元振云扭头往摇篮里看,只见一个瓷娃娃般的孩子正在摇篮里睡得正香,她的脸白白嫩嫩的,圆乎乎的,看着就顺眼,他盯着视线都挪不开:“妹妹好看。”
胡蔓一笑:“小世子也很好看啊!可惜她现在太小了,不能跟你玩儿。”
“那我等她长大好了。”元振云的声音奶声奶气的,说的话也可爱,直接将两个大人逗笑:“好,等她长大了跟你玩儿。
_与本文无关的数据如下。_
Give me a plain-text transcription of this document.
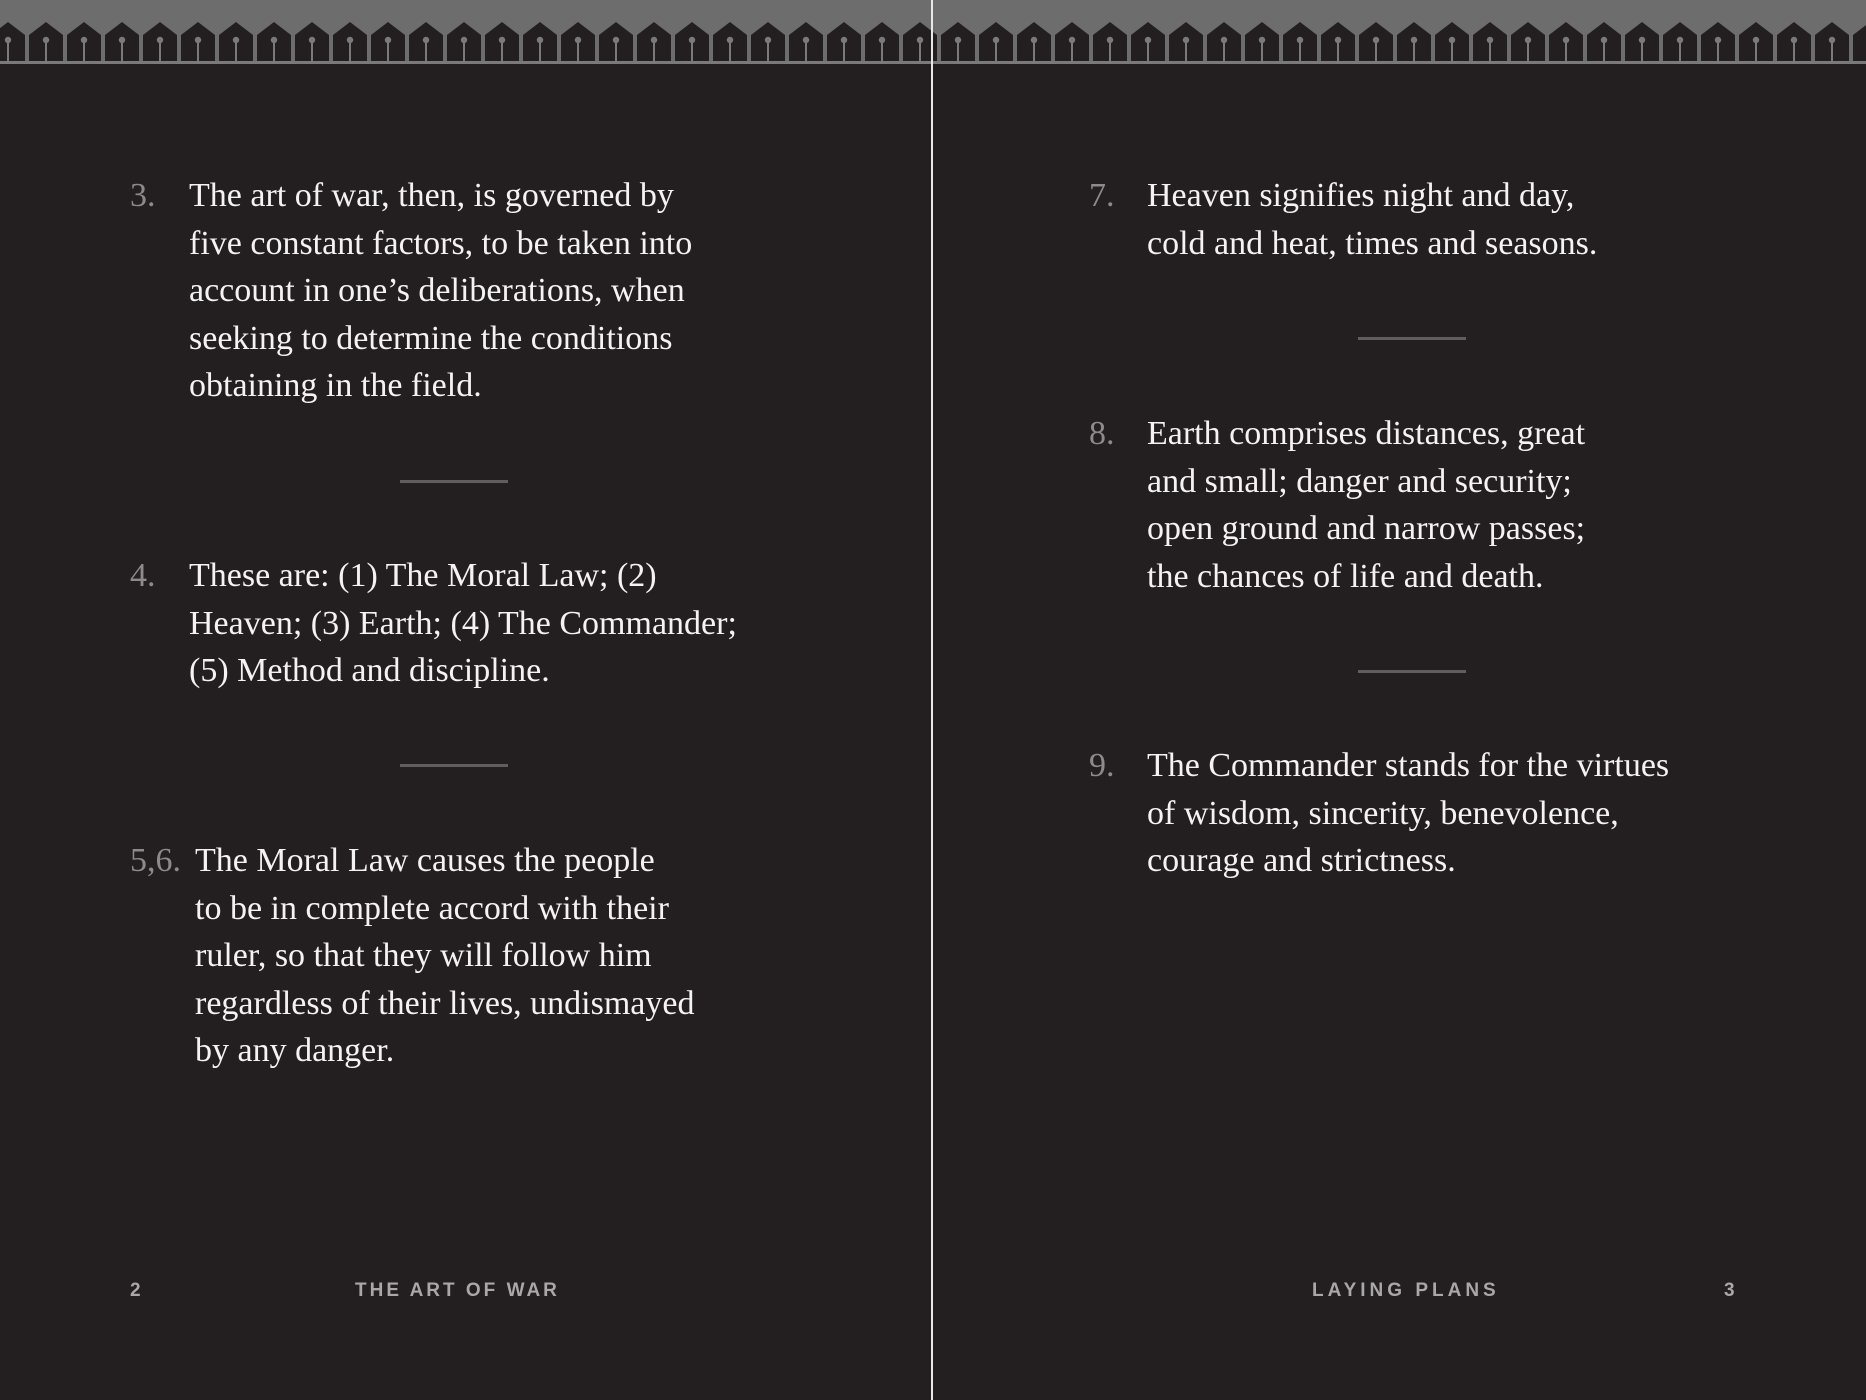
3. The art of war, then, is governed by
five constant factors, to be taken into
account in one’s deliberations, when
seeking to determine the conditions
obtaining in the field.
4. These are: (1) The Moral Law; (2)
Heaven; (3) Earth; (4) The Commander;
(5) Method and discipline.
5,6. The Moral Law causes the people
to be in complete accord with their
ruler, so that they will follow him
regardless of their lives, undismayed
by any danger.
2	THE ART OF WAR
7. Heaven signifies night and day,
cold and heat, times and seasons.
8. Earth comprises distances, great
and small; danger and security;
open ground and narrow passes;
the chances of life and death.
9. The Commander stands for the virtues
of wisdom, sincerity, benevolence,
courage and strictness.
LAYING PLANS	3
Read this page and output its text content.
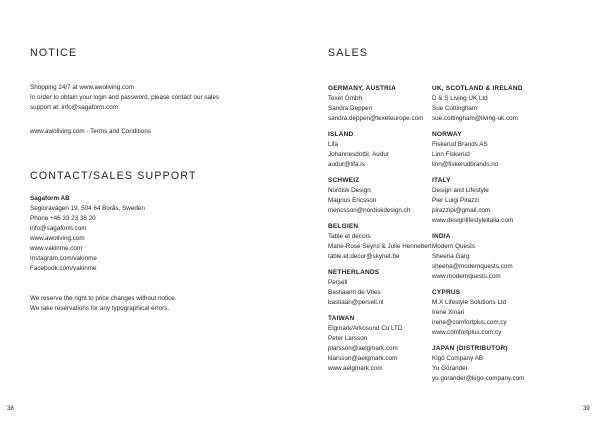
NOTICE
Shopping 24/7 at www.awoliving.com
In order to obtain your login and password, please contact our sales
support at: info@sagaform.com
www.awoliving.com - Terms and Conditions
CONTACT/SALES SUPPORT
Sagaform AB
Segloravägen 19, 504 64 Borås, Sweden
Phone +46 33 23 38 20
info@sagaform.com
www.awoliving.com
www.vakinme.com
Instagram.com/vakinme
Facebook.com/vakinme
We reserve the right to price changes without notice.
We take reservations for any typographical errors.
38
SALES
GERMANY, AUSTRIA
Texet Gmbh
Sandra Deppen
sandra.deppen@texeteurope.com
ISLAND
Lifa
Johannesdottir, Audur
audur@lifa.is
SCHWEIZ
Nordisk Design
Magnus Ericsson
mericsson@nordiskdesign.ch
BELGIEN
Table et decors
Marie-Rose Seyns & Julie Hennebert
table.et.decor@skynet.be
NETHERLANDS
Persell
Bastiaann de Vries
bastiaan@persell.nl
TAIWAN
Elgmark/Arkosund Co LTD
Peter Larsson
plarsson@aelgmark.com
klarsson@aelgmark.com
www.aelgmark.com
UK, SCOTLAND & IRELAND
D & S Living UK Ltd
Sue Cottingham
sue.cottingham@living-uk.com
NORWAY
Fiskerud Brands AS
Linn Fiskerud
linn@fiskerudbrands.no
ITALY
Design and Lifestyle
Pier Luigi Pirazzi
pirazzipl@gmail.com
www.designlifestyleitalia.com
INDIA
Modern Quests
Sheena Garg
sheena@modernquests.com
www.modernquests.com
CYPRUS
M.X Lifestyle Solutions Ltd
Irene Xinari
irene@comfortplus.com.cy
www.comfortplus.com.cy
JAPAN (DISTRIBUTOR)
Kigō Company AB
Yu Gōrander
yu.gorander@kigo-company.com
39
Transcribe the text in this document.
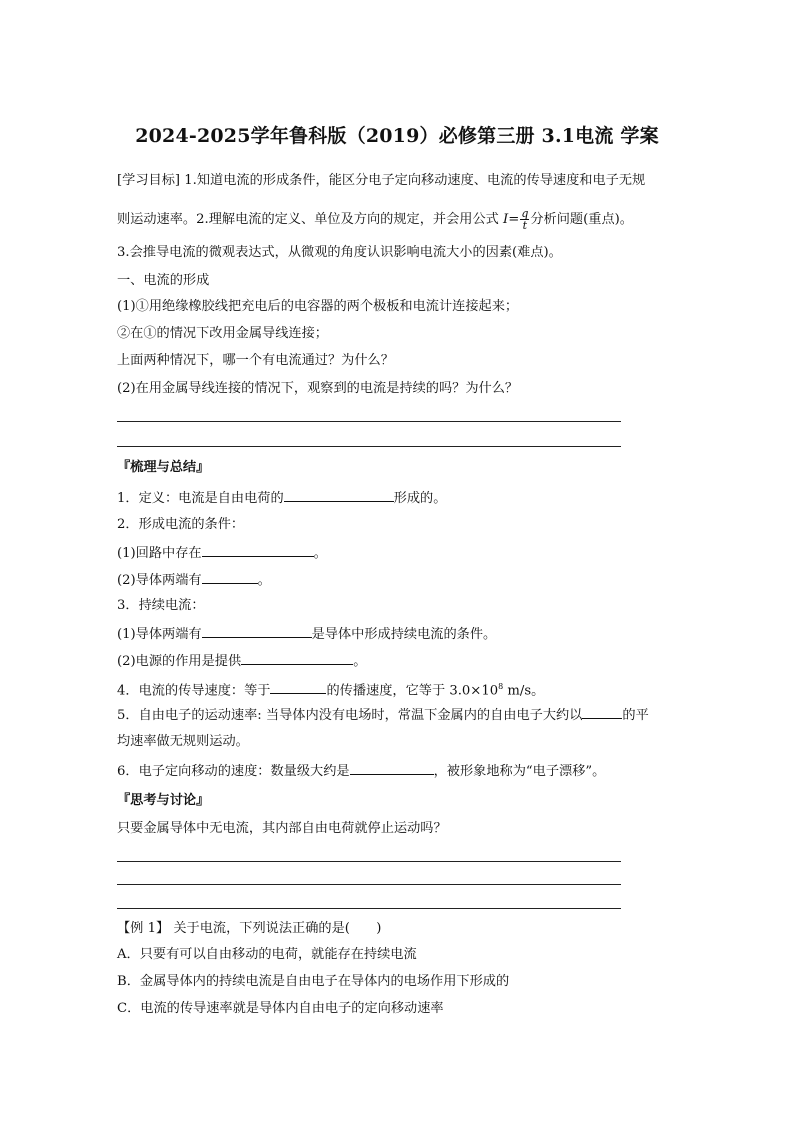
2024-2025学年鲁科版（2019）必修第三册 3.1电流 学案
[学习目标] 1.知道电流的形成条件，能区分电子定向移动速度、电流的传导速度和电子无规
则运动速率。2.理解电流的定义、单位及方向的规定，并会用公式 $I= \frac{q}{t}$ 分析问题(重点)。
3.会推导电流的微观表达式，从微观的角度认识影响电流大小的因素(难点)。
一、电流的形成
(1)①用绝缘橡胶线把充电后的电容器的两个极板和电流计连接起来；
②在①的情况下改用金属导线连接；
上面两种情况下，哪一个有电流通过？为什么？
(2)在用金属导线连接的情况下，观察到的电流是持续的吗？为什么？
『梳理与总结』
1．定义：电流是自由电荷的	形成的。
2．形成电流的条件：
(1)回路中存在	。
(2)导体两端有	。
3．持续电流：
(1)导体两端有	是导体中形成持续电流的条件。
(2)电源的作用是提供	。
4．电流的传导速度：等于	的传播速度，它等于 $3.0\times 10^8$ m/s。
5．自由电子的运动速率: 当导体内没有电场时，常温下金属内的自由电子大约以	的平
均速率做无规则运动。
6．电子定向移动的速度：数量级大约是	，被形象地称为“电子漂移”。
『思考与讨论』
只要金属导体中无电流，其内部自由电荷就停止运动吗？
【例 1】 关于电流，下列说法正确的是(　　)
A．只要有可以自由移动的电荷，就能存在持续电流
B．金属导体内的持续电流是自由电子在导体内的电场作用下形成的
C．电流的传导速率就是导体内自由电子的定向移动速率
”
虽然元振云不太想走,不过穆玲爱再三保证一定会经常带他来玩儿才罢休,以前听说的时候会忌惮,真正跟胡蔓接触了几次,她反而放下了心,胡蔓这个人,眼神都是坦坦荡荡的,何况人家现在这么幸福,恐怕任何人都不会看在眼里的了。
何况,相比于总是在防这个怕那个,倒不如想着怎么能让元翎喜欢上自己才是正事,他要是不喜欢自己,就算没女人跟她抢,自己也得不到什么,一样白忙。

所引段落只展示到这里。